Why not use mean squared error for classification problems?
Asked Answered
N

4

17

I am trying to solve a simple binary classification problem using LSTM. I am trying to figure out the correct loss function for the network. The issue is, when I use the binary cross-entropy as loss function, the loss value for training and testing is relatively high as compared to using the mean squared error (MSE) function.

Upon research, I came across justifications that binary cross-entropy should be used for classification problems and MSE for the regression problem. However, in my case, I am getting better accuracies and lesser loss value with MSE for binary classification.

I am not sure how to justify these obtained results. Why not use mean squared error for classification problems?

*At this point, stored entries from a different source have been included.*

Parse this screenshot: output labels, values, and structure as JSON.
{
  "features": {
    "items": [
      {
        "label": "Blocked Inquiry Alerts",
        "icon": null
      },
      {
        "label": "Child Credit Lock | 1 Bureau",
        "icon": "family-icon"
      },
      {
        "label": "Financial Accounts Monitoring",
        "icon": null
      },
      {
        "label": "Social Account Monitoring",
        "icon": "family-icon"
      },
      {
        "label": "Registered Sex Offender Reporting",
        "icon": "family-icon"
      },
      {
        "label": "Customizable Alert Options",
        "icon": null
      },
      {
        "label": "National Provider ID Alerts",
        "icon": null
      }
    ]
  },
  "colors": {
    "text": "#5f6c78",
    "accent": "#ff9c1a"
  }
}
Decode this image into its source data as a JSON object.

Nee answered 6/5, 2019 at 23:44 Comment(1)
I think this post might have the answer you're looking for! The 'accuracy' reported by the network during training isn't necessarily all it sounds like; a roc curve will give you a better idea of how a binary classification network is actually performing. :)Mottled
K
-3

I'd like to share my understanding of the MSE and binary cross-entropy functions.

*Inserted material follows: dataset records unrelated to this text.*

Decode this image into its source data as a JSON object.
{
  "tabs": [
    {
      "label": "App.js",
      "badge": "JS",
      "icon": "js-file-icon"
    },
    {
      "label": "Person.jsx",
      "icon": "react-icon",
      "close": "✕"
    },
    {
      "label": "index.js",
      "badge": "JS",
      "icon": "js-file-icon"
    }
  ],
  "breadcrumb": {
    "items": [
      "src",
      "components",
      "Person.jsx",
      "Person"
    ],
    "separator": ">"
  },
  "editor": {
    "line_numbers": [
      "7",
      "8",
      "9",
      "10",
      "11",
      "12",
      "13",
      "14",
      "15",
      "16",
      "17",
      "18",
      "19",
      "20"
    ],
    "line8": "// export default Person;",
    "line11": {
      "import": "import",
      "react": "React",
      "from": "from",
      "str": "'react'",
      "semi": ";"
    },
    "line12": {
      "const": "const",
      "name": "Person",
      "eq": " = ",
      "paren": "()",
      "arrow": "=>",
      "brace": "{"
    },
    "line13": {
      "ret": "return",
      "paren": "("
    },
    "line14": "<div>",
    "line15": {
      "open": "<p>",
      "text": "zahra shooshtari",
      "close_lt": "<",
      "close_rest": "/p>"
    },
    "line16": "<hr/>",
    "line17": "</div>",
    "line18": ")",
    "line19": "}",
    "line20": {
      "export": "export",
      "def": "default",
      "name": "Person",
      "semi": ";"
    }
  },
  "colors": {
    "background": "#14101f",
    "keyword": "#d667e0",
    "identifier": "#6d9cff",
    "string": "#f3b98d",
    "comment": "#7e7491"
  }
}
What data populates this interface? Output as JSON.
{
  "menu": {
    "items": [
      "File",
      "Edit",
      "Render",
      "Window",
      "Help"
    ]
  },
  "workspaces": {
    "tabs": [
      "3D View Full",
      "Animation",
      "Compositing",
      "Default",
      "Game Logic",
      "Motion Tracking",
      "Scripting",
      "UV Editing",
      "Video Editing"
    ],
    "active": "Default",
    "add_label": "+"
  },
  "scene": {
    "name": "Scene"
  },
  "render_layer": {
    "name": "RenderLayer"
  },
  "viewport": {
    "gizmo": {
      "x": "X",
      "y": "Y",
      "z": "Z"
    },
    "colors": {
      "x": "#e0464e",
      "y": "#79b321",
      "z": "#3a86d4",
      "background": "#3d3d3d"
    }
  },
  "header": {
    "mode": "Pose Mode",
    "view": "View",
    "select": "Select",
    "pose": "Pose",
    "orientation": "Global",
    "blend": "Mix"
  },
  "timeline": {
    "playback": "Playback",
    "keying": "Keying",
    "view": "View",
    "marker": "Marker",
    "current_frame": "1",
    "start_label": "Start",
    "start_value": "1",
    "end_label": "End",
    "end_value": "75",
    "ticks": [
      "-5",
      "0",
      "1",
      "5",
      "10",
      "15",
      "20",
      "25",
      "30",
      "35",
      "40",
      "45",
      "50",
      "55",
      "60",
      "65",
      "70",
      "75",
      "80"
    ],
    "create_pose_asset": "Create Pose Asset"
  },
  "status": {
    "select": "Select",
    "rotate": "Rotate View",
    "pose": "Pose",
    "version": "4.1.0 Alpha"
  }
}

In the case of classification, we take the argmax of the probability of each training instance.

Now, consider an example of a binary classifier where model predicts the probability as [0.49, 0.51]. In this case, the model will return 1 as the prediction.

Now, assume that the actual label is also 1.

In such a case, if MSE is used, it will return 0 as a loss value, whereas the binary cross-entropy will return some "tangible" value. And, if somehow with all data samples, the trained model predicts a similar type of probability, then binary cross-entropy effectively return a big accumulative loss value, whereas MSE will return a 0.

According to the MSE, it's a perfect model, but, actually, it's not that good model, that's why we should not use MSE for classification.

Kiri answered 8/5, 2019 at 16:36 Comment(2)
Your answer makes no sense. The MSE loss is not zero. Squared error means you literally square the error. Thus, if your model predicted 0.51 and the label was 1, the squared error would be (1-0.51)^2. Averaging this across the examples in the dataset gives the MSE.Magnificent
True, I wrongly interpreted MSE as an accuracy and evaluated loss on the basis of accuracy only and thats the reason I set the loss will be 0 in such a case. I will update my response, thanks for correcting me.Kiri
D
9

I would like to show it using an example. Assume a 6 class classification problem.

Assume, True probabilities = [1, 0, 0, 0, 0, 0]

Case 1: Predicted probabilities = [0.2, 0.16, 0.16, 0.16, 0.16, 0.16]

Case 2: Predicted probabilities = [0.4, 0.5, 0.1, 0, 0, 0]

The MSE in the Case1 and Case 2 is 0.128 and 0.1033 respectively.

Although, Case 1 is correctly predicting class 1 for the instance, the loss in Case 1 is higher than the loss in Case 2.

Delphinus answered 17/11, 2019 at 18:41 Comment(2)
But when you calculate the cross-entropy on both cases, isn't that you will find out Case 2 still has the lower loss even though it is predicting wrong?Bandog
Sorry, but your point is moot. Both MSE and CE will be higher for Case 1: see here. Case 1 is basically just a bunch of noise in all categories with 0.2 being barely above the noise.Orectic
B
6

The answer is right there in your question. Value of binary cross entropy loss is higher than rmse loss.

Case 1 (Large Error):

Lets say your model predicted 1e-7 and the actual label is 1.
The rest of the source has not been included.